The Court added that statutory interpretation cannot be based on a myopic reading of definition clauses out of context. “Merely because spectrum can be treated as an ‘asset’ on the basis of certain attributes, such as possession and usage, lease and assignment, claim and liability, or credit and debt, the entirety of the telecom sector cannot be brought within the sweep of the IBC. The two statutes deal with different subjects, serve different purposes, abide by different legal frameworks, protect different rights, and create different liabilities,” it said.

The ruling came in a case arising from insolvency proceedings involving Aircel Ltd, Dishnet Wireless Ltd, and Aircel Cellular Ltd. The companies had initiated voluntary corporate insolvency resolution under Section 10 of the IBC. They were granted telecom licences in 2006 under Unified Access Service Licence agreements and had acquired spectrum through government auctions.

During the insolvency resolution process, the right to use spectrum was treated as part of the companies’ assets.

The Central Government challenged this classification, arguing that spectrum is a sovereign natural resource held in trust for the public and cannot be considered a company asset capable of restructuring under insolvency law.

The National Company Law Appellate Tribunal (NCLAT) had earlier held that while ownership of spectrum vests in the nation, the right to use it is an intangible asset of the licensee. It ruled that such rights could be included in insolvency proceedings and that licence dues and deferred spectrum payments qualify as operational debt under the IBC. At the same time, it clarified that spectrum could not be used without clearing outstanding dues and that insolvency proceedings could not extinguish government claims.
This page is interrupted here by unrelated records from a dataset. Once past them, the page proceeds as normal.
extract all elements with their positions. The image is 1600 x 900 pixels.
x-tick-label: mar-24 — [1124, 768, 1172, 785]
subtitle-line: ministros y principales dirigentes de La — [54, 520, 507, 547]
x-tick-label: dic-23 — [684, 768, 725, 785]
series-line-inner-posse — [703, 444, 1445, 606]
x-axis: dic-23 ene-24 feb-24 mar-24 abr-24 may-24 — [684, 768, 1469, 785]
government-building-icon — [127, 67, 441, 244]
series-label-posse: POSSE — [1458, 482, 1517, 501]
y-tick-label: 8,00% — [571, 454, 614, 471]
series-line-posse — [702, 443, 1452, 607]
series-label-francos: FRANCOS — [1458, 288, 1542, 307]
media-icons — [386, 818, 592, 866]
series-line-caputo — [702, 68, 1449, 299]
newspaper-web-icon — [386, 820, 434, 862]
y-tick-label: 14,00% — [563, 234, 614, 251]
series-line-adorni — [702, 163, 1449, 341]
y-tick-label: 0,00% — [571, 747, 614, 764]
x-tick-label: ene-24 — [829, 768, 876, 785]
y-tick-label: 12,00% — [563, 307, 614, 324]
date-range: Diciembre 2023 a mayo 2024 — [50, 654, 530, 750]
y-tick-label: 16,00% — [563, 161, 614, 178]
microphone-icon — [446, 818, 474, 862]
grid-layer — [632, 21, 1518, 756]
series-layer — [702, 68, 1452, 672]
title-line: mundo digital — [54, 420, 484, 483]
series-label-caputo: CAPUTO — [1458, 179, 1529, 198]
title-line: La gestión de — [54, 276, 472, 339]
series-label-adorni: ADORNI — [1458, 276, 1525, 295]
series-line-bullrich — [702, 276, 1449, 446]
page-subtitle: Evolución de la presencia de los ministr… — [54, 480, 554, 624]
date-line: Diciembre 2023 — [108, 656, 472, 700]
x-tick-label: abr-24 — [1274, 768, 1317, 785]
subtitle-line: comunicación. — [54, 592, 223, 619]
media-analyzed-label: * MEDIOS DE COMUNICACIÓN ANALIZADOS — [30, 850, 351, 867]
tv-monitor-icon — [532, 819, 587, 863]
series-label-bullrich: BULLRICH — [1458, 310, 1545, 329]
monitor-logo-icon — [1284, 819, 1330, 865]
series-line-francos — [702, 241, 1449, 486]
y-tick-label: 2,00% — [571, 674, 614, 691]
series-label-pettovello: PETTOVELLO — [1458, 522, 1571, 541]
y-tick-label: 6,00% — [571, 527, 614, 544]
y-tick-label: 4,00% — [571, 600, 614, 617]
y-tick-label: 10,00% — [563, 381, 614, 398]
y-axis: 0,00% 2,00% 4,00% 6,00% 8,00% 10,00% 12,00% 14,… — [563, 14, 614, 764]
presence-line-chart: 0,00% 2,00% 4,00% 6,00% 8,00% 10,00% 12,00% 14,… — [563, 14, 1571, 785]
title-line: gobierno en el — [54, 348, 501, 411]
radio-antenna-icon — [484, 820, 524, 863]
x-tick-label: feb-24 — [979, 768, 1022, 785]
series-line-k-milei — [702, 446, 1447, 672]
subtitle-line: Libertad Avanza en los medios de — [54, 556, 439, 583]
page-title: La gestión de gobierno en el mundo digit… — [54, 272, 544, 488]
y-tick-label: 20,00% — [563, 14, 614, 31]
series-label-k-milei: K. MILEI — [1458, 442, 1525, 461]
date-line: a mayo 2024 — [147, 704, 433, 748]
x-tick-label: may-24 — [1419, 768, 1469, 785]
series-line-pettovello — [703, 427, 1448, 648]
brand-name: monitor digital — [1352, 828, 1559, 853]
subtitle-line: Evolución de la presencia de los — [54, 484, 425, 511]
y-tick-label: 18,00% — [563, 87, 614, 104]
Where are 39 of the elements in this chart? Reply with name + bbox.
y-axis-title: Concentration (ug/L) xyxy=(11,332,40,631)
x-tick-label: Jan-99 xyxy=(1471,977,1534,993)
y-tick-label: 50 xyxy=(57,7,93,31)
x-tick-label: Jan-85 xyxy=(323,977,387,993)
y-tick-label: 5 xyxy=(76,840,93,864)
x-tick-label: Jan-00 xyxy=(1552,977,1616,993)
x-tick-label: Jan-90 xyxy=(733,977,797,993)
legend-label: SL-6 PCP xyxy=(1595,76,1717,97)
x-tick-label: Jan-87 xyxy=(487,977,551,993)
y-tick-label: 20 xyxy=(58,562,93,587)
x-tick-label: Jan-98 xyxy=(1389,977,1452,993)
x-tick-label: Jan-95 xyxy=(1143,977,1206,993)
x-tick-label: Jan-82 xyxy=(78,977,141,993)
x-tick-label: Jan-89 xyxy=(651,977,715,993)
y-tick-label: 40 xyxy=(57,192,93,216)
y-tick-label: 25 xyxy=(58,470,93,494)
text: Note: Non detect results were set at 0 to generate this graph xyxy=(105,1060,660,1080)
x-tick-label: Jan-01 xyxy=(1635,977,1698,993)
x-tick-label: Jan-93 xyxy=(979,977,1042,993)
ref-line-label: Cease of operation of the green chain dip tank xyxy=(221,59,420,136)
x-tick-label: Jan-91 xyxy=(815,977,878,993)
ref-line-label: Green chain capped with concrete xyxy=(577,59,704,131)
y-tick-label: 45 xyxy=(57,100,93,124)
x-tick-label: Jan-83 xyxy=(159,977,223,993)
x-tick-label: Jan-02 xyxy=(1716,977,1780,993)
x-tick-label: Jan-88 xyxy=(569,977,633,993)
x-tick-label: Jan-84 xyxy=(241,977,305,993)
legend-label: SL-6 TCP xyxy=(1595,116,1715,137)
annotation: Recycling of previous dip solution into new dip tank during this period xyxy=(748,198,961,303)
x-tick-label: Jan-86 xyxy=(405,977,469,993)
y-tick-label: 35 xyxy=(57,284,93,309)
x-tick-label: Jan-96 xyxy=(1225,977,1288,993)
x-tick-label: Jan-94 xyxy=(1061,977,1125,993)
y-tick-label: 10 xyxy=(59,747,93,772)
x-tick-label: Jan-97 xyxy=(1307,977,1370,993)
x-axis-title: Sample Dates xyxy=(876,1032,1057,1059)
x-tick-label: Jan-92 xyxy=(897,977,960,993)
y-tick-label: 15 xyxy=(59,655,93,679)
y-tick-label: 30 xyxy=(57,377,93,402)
The Supreme Court examined whether telecom companies could rely on the moratorium under Section 14 of the IBC to reorganise their assets, including auctioned spectrum. It held that the answer depended on the legal nature of spectrum, which it described as a “material resource of the community.”

Concluding the matter, the Bench held that the IBC cannot override the statutory framework governing natural resources and that insolvency proceedings do not convert spectrum into a freely transferable corporate asset.